Walcz z szarzyzną. Wielu psychologów radzi by w przypadku melancholii kolorowo się ubierać, słuchać muzyki i otaczać się kolorowymi rzeczami. Te drobne zdawałoby się rzeczy bardzo pozytywnie wpływają na nasz nastrój. Skoro na zewnątrz robi się szaro, dlaczego ma być tak samo w naszym mieszkaniu? Lepiej otoczyć się kolorowymi rzeczami, założyć czerwoną kurtkę i zamiast zajmować się nużącymi rzeczami pójść na dyskotekę albo pogra c w piłkę.

Często się kochaj. Po pierwsze dlatego, że to przyjemne, po drugie dlatego, że poprawi to ci nastrój, a po trzecie dlatego, że cię to wzmocni. Osoby aktywne seksualnie są bowiem o 30 % bardziej odporne od pozostałych. Dzieje się tak dlatego, że osoby aktywne seksualnie są wystawione na działanie większej liczby zarazków, a w związku z tym ich organizmy produkują więcej przeciwciał i łatwiej sobie radzą np. z wirusami i zarazkami.

Zacznij od rana.

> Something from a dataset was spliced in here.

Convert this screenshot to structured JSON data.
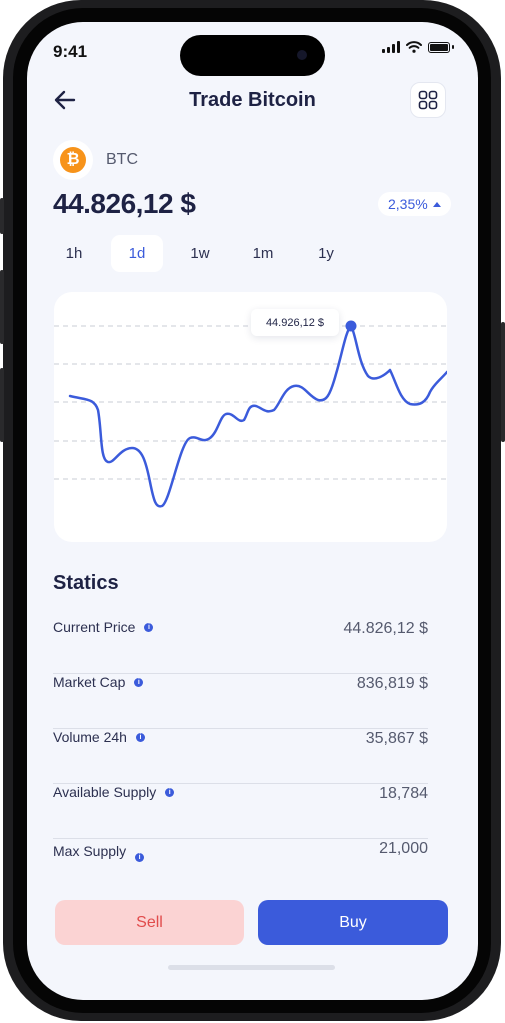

Kiedy ciężko wstać z łóżka, trzeba się zmobilizować. Pomóc może np. energetyczna muzyka lub ciepły prysznic. Ostrożnie z poranną kawą  - kofeina pobudza, ale na krótko, a w dużych dawkach może powodować rozdrażnienie. Lepiej więc zacząć dzień od herbaty – również pobudza, a działa dłużej i nie powoduje niepokoju, jak kawa.

Zwróć uwagę na to, co jesz. To też ma niebanalny wpływ na samopoczucie. Jedz dużo otrębów, płatków owsianych, orzechów i ryb – zawarty w nich selen ma działanie antydepresyjne. Jesienna dieta powinna być ponadto bogata w magnez, lecytynę i witaminę B.

Doświetl się. Fototerapia jest uważana za najskuteczniejszą metodę walki z sezonową depresją. Można skorzystać z naświetlających lamp np. w gabinetach odnowy biologicznej lub w domu, ale do tego potrzebna jest specjalna lampa, która dość dużo kosztuje.

A jeśli to wszystko nie pomoże? Jeśli apatia, bezsenność lub nadmierna senność, uczucie ciągłego zmęczenia i przygnębienie trwa dłużej niż dwa tygodnie – koniecznie idź do lekarza. To może być prawdziwa depresja a z nią nie ma żartów. Lepiej ją wyleczyć lekarstwami, niż czekać aż sama minie.